We use mygene library to get the protein descriptions

In [22]:
library(mygene)

Loading required package: GenomicFeatures

Loading required package: BiocGenerics


Attaching package: ‘BiocGenerics’


The following objects are masked from ‘package:dplyr’:

    combine, intersect, setdiff, union


The following objects are masked from ‘package:stats’:

    IQR, mad, sd, var, xtabs


The following objects are masked from ‘package:base’:

    anyDuplicated, append, as.data.frame, basename, cbind, colnames,
    dirname, do.call, duplicated, eval, evalq, Filter, Find, get, grep,
    grepl, intersect, is.unsorted, lapply, Map, mapply, match, mget,
    order, paste, pmax, pmax.int, pmin, pmin.int, Position, rank,
    rbind, Reduce, rownames, sapply, setdiff, sort, table, tapply,
    union, unique, unsplit, which.max, which.min


Loading required package: S4Vectors

Loading required package: stats4


Attaching package: ‘S4Vectors’


The following objects are masked from ‘package:dplyr’:

    first, rename


The following object is masked from ‘package:tidyr’:

    expand



In [23]:
# map_gene_descriptions function:
# 1. maps gene symbols to protein descriptions using the queryMany function
# 2. maps the protein descriptions to the dataset
# 3. reorders columns and renames columns

map_gene_descriptions <- function(complete) {
    # get gene symbols
    gene_symbols <- unique(c(complete$source,complete$target))
    
    prot_descriptions <- queryMany(gene_symbols, scopes = "symbol", 
                              fields = c("name"), 
                              species = "human", as_dataframe = "True")
    
    prot_descriptions <- as.data.frame(prot_descriptions)
    
    #map protein descriptions to complete set

    for (x in 1:nrow(complete)) {
        ligand_symbol=complete[x,]$source
        receptor_symbol=complete[x,]$target
        ligand_description=filter(prot_descriptions, query==ligand_symbol)$name
        receptor_description=filter(prot_descriptions, query==receptor_symbol)$name
        lig_id=filter(anno_raw, genesymbol==ligand_symbol)$uniprot[1]
        rec_id=filter(anno_raw, genesymbol==receptor_symbol)$uniprot[1]

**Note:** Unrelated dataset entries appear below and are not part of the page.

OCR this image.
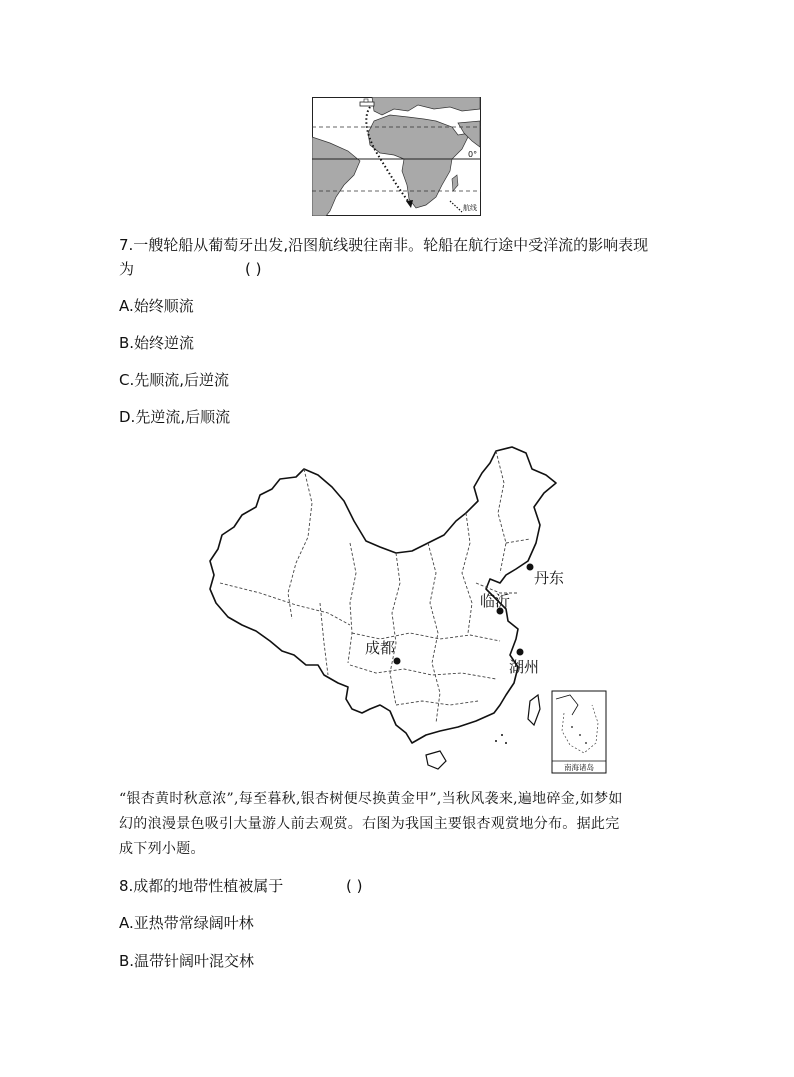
0°
航线
7.一艘轮船从葡萄牙出发,沿图航线驶往南非。轮船在航行途中受洋流的影响表现
为	( )
A.始终顺流
B.始终逆流
C.先顺流,后逆流
D.先逆流,后顺流
南海诸岛
丹东
临沂
成都
湖州
“银杏黄时秋意浓”,每至暮秋,银杏树便尽换黄金甲”,当秋风袭来,遍地碎金,如梦如
幻的浪漫景色吸引大量游人前去观赏。右图为我国主要银杏观赏地分布。据此完
成下列小题。
8.成都的地带性植被属于	( )
A.亚热带常绿阔叶林
B.温带针阔叶混交林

        if (ligand_symbol=="PIK3CD-AS1") {
          lig_id <- "O00329"
        }

    #     if (is.null(receptor_description)) {
    #       receptor_description <- "NA"
    #     }


        complete[x, "ligand.name"] = ligand_description[1]
        complete[x, "receptor.name"] = receptor_description[1]
        complete[x, "partner_a"] = lig_id
        complete[x, "partner_b"] = rec_id
    }
    
    #reorder columns
    complete <- complete[, c("pair", "source", "ligand.name", "target", "receptor.name", "complex_pair",
                             "partner_a","partner_b")]
    #rename column names
    names(complete) <- c("Pair.Name", "Ligand", "Ligand.Name", "Receptor", "Receptor.Name", "complex_pair",
                        "partner_a","partner_b")
    
    return(complete)
}

In [24]:
complete_lr <- map_gene_descriptions(complete_lr)

Querying chunk 1

Querying chunk 2

Querying chunk 3



Finished
Pass returnall=TRUE to return lists of duplicate or missing query terms.


In [25]:
complete_curated <- map_gene_descriptions(complete_curated)

Querying chunk 1

Querying chunk 2



Finished
Pass returnall=TRUE to return lists of duplicate or missing query terms.


In [26]:
head(complete_curated)

Pair.Name,Ligand,Ligand.Name,Receptor,Receptor.Name,complex_pair,partner_a,partner_b
<chr>,<chr>,<chr>,<chr>,<chr>,<chr>,<chr>,<chr>
EPO_EPOR,EPO,erythropoietin,EPOR,erythropoietin receptor,,P01588,P19235
CXCL16_CXCR6,CXCL16,C-X-C motif chemokine ligand 16,CXCR6,C-X-C motif chemokine receptor 6,,Q9H2A7,O00574
KITLG_KIT,KITLG,KIT ligand,KIT,"KIT proto-oncogene, receptor tyrosine kinase",,P21583,P10721
CXCL9_CXCR3,CXCL9,C-X-C motif chemokine ligand 9,CXCR3,C-X-C motif chemokine receptor 3,,Q07325,P49682
CCL5_CCR5,CCL5,C-C motif chemokine ligand 5,CCR5,C-C motif chemokine receptor 5,,P13501,P51681
CCL8_CCR5,CCL8,C-C motif chemokine ligand 8,CCR5,C-C motif chemokine receptor 5,,P80075,P51681


In [27]:
# filter(previous_db, Receptor=="NOTCH1")

# append the original structure from OmniPath

In [28]:
lr$pair <- paste(lr$source_genesymbol, lr$target_genesymbol, sep="_")
curated$pair <- paste(curated$source_genesymbol, curated$target_genesymbol, sep="_")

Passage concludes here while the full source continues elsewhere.